Le 71e Festival d'Avignon propose un "focus Afrique sub-saharienne" qui fait la part belle à la danse et la musique, mais aussi à l'"indiscipline" qui mélange tous les genres, comme dans "Unwanted" de la rwandaise Dorothée Munyaneza et "The Last King of Kakfontein" du sud-africain Boyzie Cekwana.

Aucun spectacle de théâtre "pur" n'est programmé, ce qui a déclenché une réaction virulente de l'auteur et metteur en scène congolais Dieudonné Niangouna en mars à l'annonce du programme.

"Inviter un continent sans sa parole est inviter un mort", lançait-il sur sa page Facebook. "C'est une façon comme une autre de déclarer que l'Afrique ne parle pas, n'accouche pas d'une pensée théâtrale dans le grand rendez-vous du donner et du recevoir".

"Chaque année, ceux qui ne sont pas programmés trouvent scandaleux de ne pas y être", remarque Olivier Py, directeur du festival depuis 2014, qui refuse de rentrer dans la polémique pour "ne pas jeter de l'huile sur le feu".

Le bouillant Niangouna était "artiste associé" de l'édition 2013 du festival d'Avignon sous la précédente direction et y avait donné une pièce fleuve, "Shéda", dans la Carrière de Boulbon.

"Nous n'avons pas attendu l'édition 2017 pour programmer des auteurs africains," observe Olivier Py, rappelant la pièce de Gustave Akapo "Même les chevaliers tombent dans l'oubli" mise en scène par Matthieu Roy en 2014.

D'autres artistes rappellent que la "voix" de l'Afrique ne saurait se réduire au seul théâtre.

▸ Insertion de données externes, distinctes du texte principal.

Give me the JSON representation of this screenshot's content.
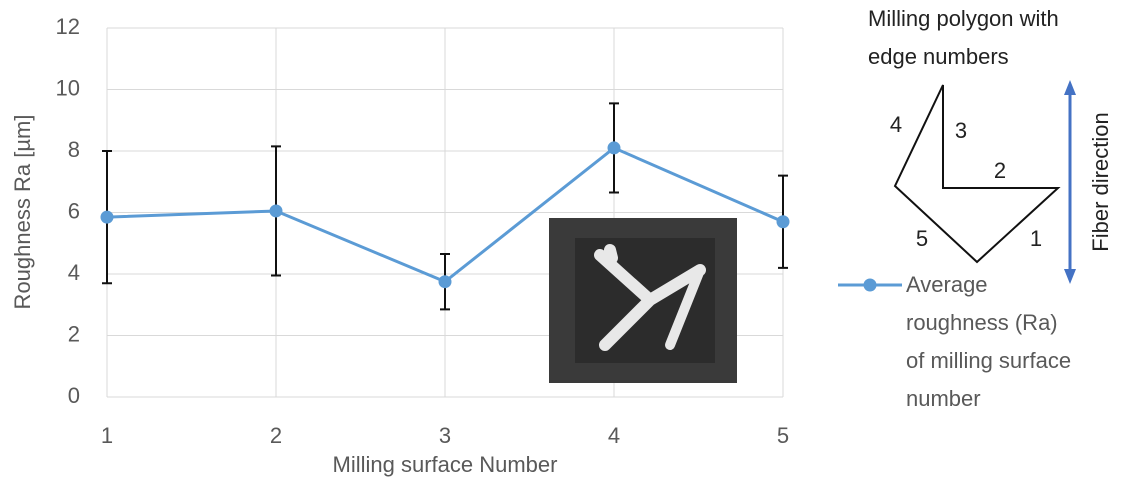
{
  "chart_data": {
    "type": "line",
    "x_label": "Milling surface Number",
    "y_label": "Roughness Ra  [µm]",
    "x": [
      1,
      2,
      3,
      4,
      5
    ],
    "xlim": [
      1,
      5
    ],
    "xticks": [
      1,
      2,
      3,
      4,
      5
    ],
    "ylim": [
      0,
      12
    ],
    "yticks": [
      0,
      2,
      4,
      6,
      8,
      10,
      12
    ],
    "grid": true,
    "legend": "right",
    "series": [
      {
        "name": "Average roughness (Ra) of milling surface number",
        "color": "#5b9bd5",
        "values": [
          5.85,
          6.05,
          3.75,
          8.1,
          5.7
        ],
        "errors": [
          2.15,
          2.1,
          0.9,
          1.45,
          1.5
        ]
      }
    ]
  },
  "diagram": {
    "title": "Milling polygon with edge numbers",
    "edge_labels": [
      "1",
      "2",
      "3",
      "4",
      "5"
    ],
    "arrow_label": "Fiber direction"
  }
}
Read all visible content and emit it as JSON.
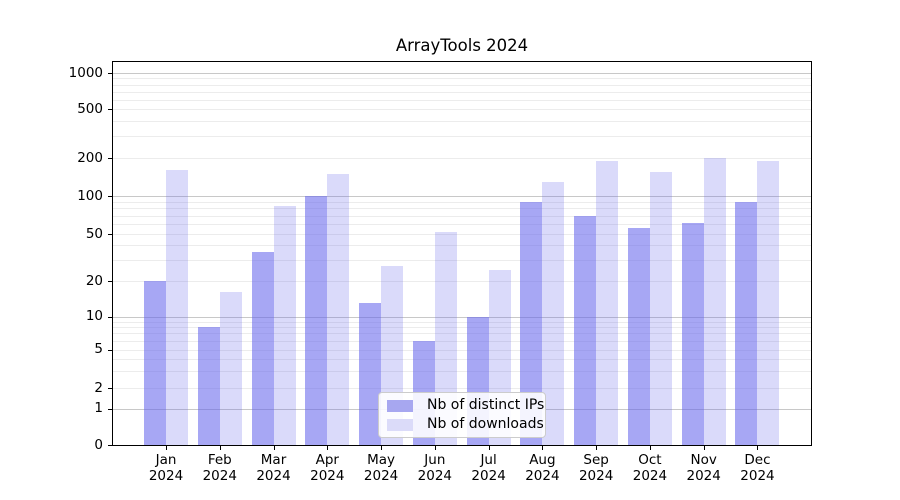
{
  "chart_data": {
    "type": "bar",
    "title": "ArrayTools 2024",
    "categories": [
      "Jan",
      "Feb",
      "Mar",
      "Apr",
      "May",
      "Jun",
      "Jul",
      "Aug",
      "Sep",
      "Oct",
      "Nov",
      "Dec"
    ],
    "category_year_line": "2024",
    "series": [
      {
        "name": "Nb of distinct IPs",
        "color": "rgba(100,100,235,0.57)",
        "values": [
          20,
          8,
          35,
          100,
          13,
          6,
          10,
          90,
          70,
          56,
          61,
          90
        ]
      },
      {
        "name": "Nb of downloads",
        "color": "rgba(100,100,235,0.24)",
        "values": [
          160,
          16,
          83,
          150,
          27,
          52,
          25,
          130,
          190,
          155,
          200,
          191
        ]
      }
    ],
    "yscale": "symlog",
    "yticks": [
      0,
      1,
      2,
      5,
      10,
      20,
      50,
      100,
      200,
      500,
      1000
    ],
    "ylim": [
      0,
      1200
    ],
    "grid": "major lines at powers of ten, faint log minor lines",
    "legend_position": "lower center inside axes"
  },
  "colors": {
    "ips_bar_rendered": "#a7a7f0",
    "downloads_bar_rendered": "#dbdbf9",
    "grid_major": "#c8c8c8",
    "grid_minor": "#ececec",
    "axis_line": "#000000",
    "legend_border": "#cccccc",
    "background": "#ffffff",
    "text": "#000000"
  }
}
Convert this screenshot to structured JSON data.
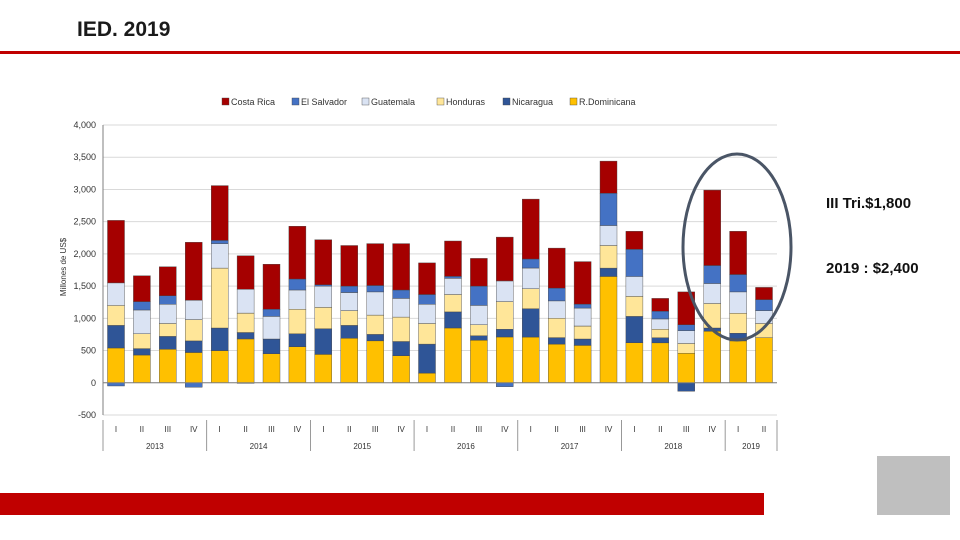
{
  "slide": {
    "title": "IED. 2019"
  },
  "annotations": {
    "quarter_note": "III Tri.$1,800",
    "year_note": "2019 : $2,400"
  },
  "colors": {
    "accent_red": "#c00000",
    "gray_box": "#bfbfbf",
    "highlight_ellipse": "#4a5566"
  },
  "chart_data": {
    "type": "bar",
    "stacked": true,
    "ylabel": "Millones de US$",
    "ylim": [
      -500,
      4000
    ],
    "yticks": [
      -500,
      0,
      500,
      1000,
      1500,
      2000,
      2500,
      3000,
      3500,
      4000
    ],
    "ytick_labels": [
      "-500",
      "0",
      "500",
      "1,000",
      "1,500",
      "2,000",
      "2,500",
      "3,000",
      "3,500",
      "4,000"
    ],
    "grid": true,
    "legend_position": "top",
    "categories": [
      "I",
      "II",
      "III",
      "IV",
      "I",
      "II",
      "III",
      "IV",
      "I",
      "II",
      "III",
      "IV",
      "I",
      "II",
      "III",
      "IV",
      "I",
      "II",
      "III",
      "IV",
      "I",
      "II",
      "III",
      "IV",
      "I",
      "II"
    ],
    "year_groups": [
      {
        "label": "2013",
        "start": 0,
        "count": 4
      },
      {
        "label": "2014",
        "start": 4,
        "count": 4
      },
      {
        "label": "2015",
        "start": 8,
        "count": 4
      },
      {
        "label": "2016",
        "start": 12,
        "count": 4
      },
      {
        "label": "2017",
        "start": 16,
        "count": 4
      },
      {
        "label": "2018",
        "start": 20,
        "count": 4
      },
      {
        "label": "2019",
        "start": 24,
        "count": 2
      }
    ],
    "series": [
      {
        "name": "R.Dominicana",
        "color": "#ffc000",
        "values": [
          540,
          430,
          520,
          470,
          500,
          680,
          450,
          560,
          440,
          690,
          650,
          420,
          150,
          850,
          660,
          710,
          710,
          600,
          580,
          1650,
          620,
          620,
          460,
          800,
          650,
          700
        ]
      },
      {
        "name": "Nicaragua",
        "color": "#2f5597",
        "values": [
          350,
          100,
          200,
          180,
          350,
          100,
          230,
          200,
          400,
          200,
          100,
          220,
          450,
          250,
          70,
          120,
          440,
          100,
          100,
          130,
          410,
          80,
          -130,
          50,
          120,
          0
        ]
      },
      {
        "name": "Honduras",
        "color": "#ffe699",
        "values": [
          310,
          230,
          200,
          330,
          930,
          300,
          0,
          380,
          330,
          230,
          300,
          380,
          320,
          270,
          170,
          430,
          310,
          300,
          200,
          350,
          310,
          130,
          150,
          380,
          310,
          220
        ]
      },
      {
        "name": "Guatemala",
        "color": "#dae3f3",
        "values": [
          350,
          370,
          300,
          300,
          380,
          370,
          350,
          300,
          330,
          280,
          360,
          290,
          300,
          250,
          300,
          320,
          320,
          270,
          280,
          310,
          310,
          160,
          200,
          310,
          330,
          200
        ]
      },
      {
        "name": "El Salvador",
        "color": "#4472c4",
        "values": [
          -50,
          130,
          130,
          -70,
          50,
          -10,
          110,
          170,
          20,
          100,
          100,
          130,
          150,
          30,
          300,
          -60,
          140,
          200,
          60,
          500,
          420,
          120,
          90,
          280,
          270,
          170
        ]
      },
      {
        "name": "Costa Rica",
        "color": "#a50000",
        "values": [
          970,
          400,
          450,
          900,
          850,
          520,
          700,
          820,
          700,
          630,
          650,
          720,
          490,
          550,
          430,
          680,
          930,
          620,
          660,
          500,
          280,
          200,
          510,
          1170,
          670,
          190
        ]
      }
    ]
  }
}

La chanteuse, auteure et guitariste malienne Rokia Traoré, dont le spectacle "Dream Mandé - Djata" est donné du 21 au 24 juillet, souligne qu'"en Afrique, l'art dramatique peut être dans la parole qui se raconte, s'interprète ou se chante, il peut être dans les mouvements et dans les formes".

C'est ainsi que Dorothée Munyaneza restitue en musique, en mouvement et en mots la parole des femmes violées du Rwanda dans "Unwanted", du 7 au 13 juillet.

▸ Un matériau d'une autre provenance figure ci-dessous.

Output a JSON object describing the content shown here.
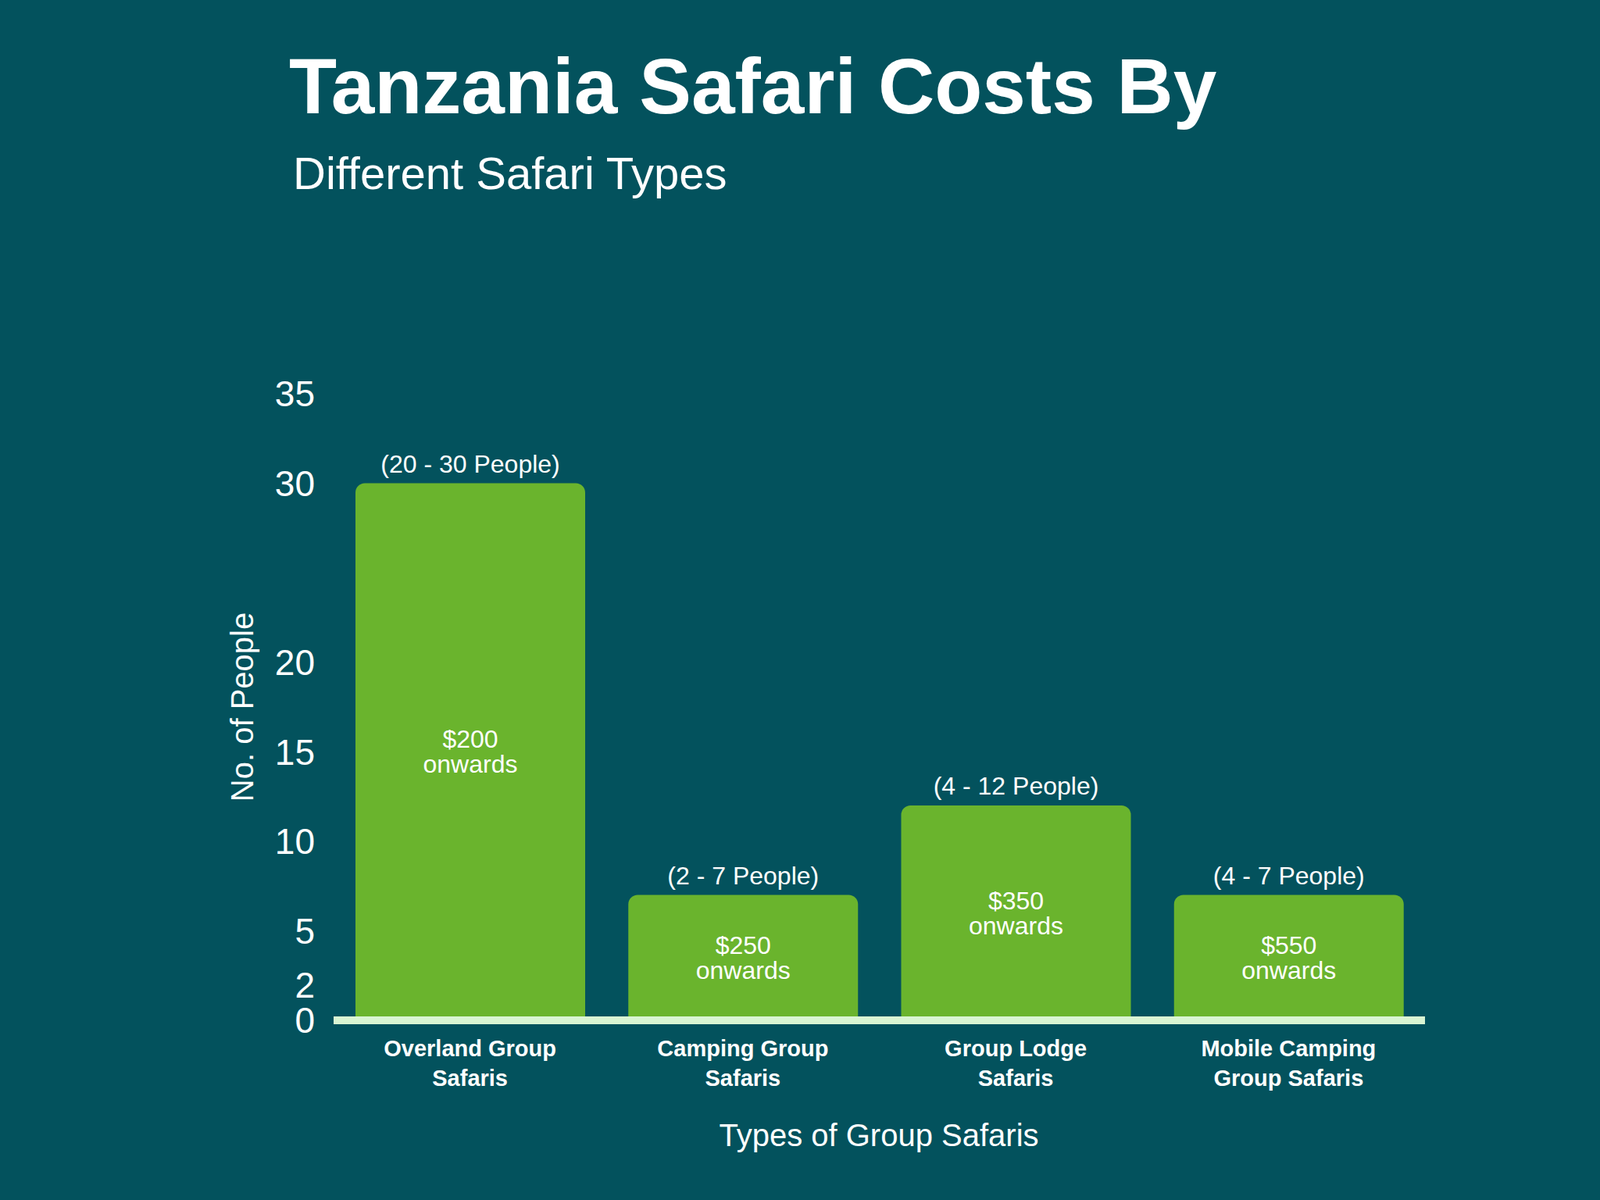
{
  "chart_data": {
    "type": "bar",
    "title": "Tanzania Safari Costs By",
    "subtitle": "Different Safari Types",
    "x_label": "Types of Group Safaris",
    "y_label": "No. of People",
    "categories": [
      "Overland Group Safaris",
      "Camping Group Safaris",
      "Group Lodge Safaris",
      "Mobile Camping Group Safaris"
    ],
    "values": [
      30,
      7,
      12,
      7
    ],
    "value_labels": [
      "(20 - 30 People)",
      "(2 - 7 People)",
      "(4 - 12 People)",
      "(4 - 7 People)"
    ],
    "price_labels": [
      "$200 onwards",
      "$250 onwards",
      "$350 onwards",
      "$550 onwards"
    ],
    "color": "#6ab42d",
    "ylim": [
      0,
      35
    ],
    "yticks": [
      0,
      2,
      5,
      10,
      15,
      20,
      30,
      35
    ],
    "grid": false,
    "data_labels": true
  }
}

Le sud-africain Boyzie Cekwana, danseur à l'origine, fait preuve de la même "indiscipline" en mêlant danse, vidéo et musique en direct pour raconter les populismes d'aujourd'hui dans "The Last King of Kakfontein".

Le spectacle "Kalakuta Republik" du chorégraphe d'origine burkinabée Serge Aimé Coulibaly raconte aussi bien le chanteur nigérian Fela Kuti que l'Afrique d'aujourd'hui à travers le portrait de cette "république" utopique, où Fela avait installé tout son monde à Lagos.

Nadia Beugré et Nina Kipré rendent hommage à une fondatrice de la danse ivoirienne, Béatrice Kombé, disparue en 2007, en reprenant sa pièce "Sans repères". Dans le même spectacle (9 au 15 juillet) Kettly Noël, née en Haïti mais installée à Bamako où elle dirige le festival de danse donnera "Tichèlbè" et Seydou Boro et Salia Sanou (Ouagadougou) proposent une pièce pour trois danseurs, "Figninto - L'oeil troué".

Les tambours traditionnels et l'énergie rock du groupe Basokin résonneront le 16 juillet à Avignon.

Et c'est un grand auteur, Léopold Sédar Senghor, qui clôt le festival dans la Cour d'honneur avec "Femme noire", une création de la chanteuse béninoise Angélique Kidjo et du comédien ivoirien Isaach de Bankolé, accompagnés notamment par le saxophoniste camerounais Manu Dibango.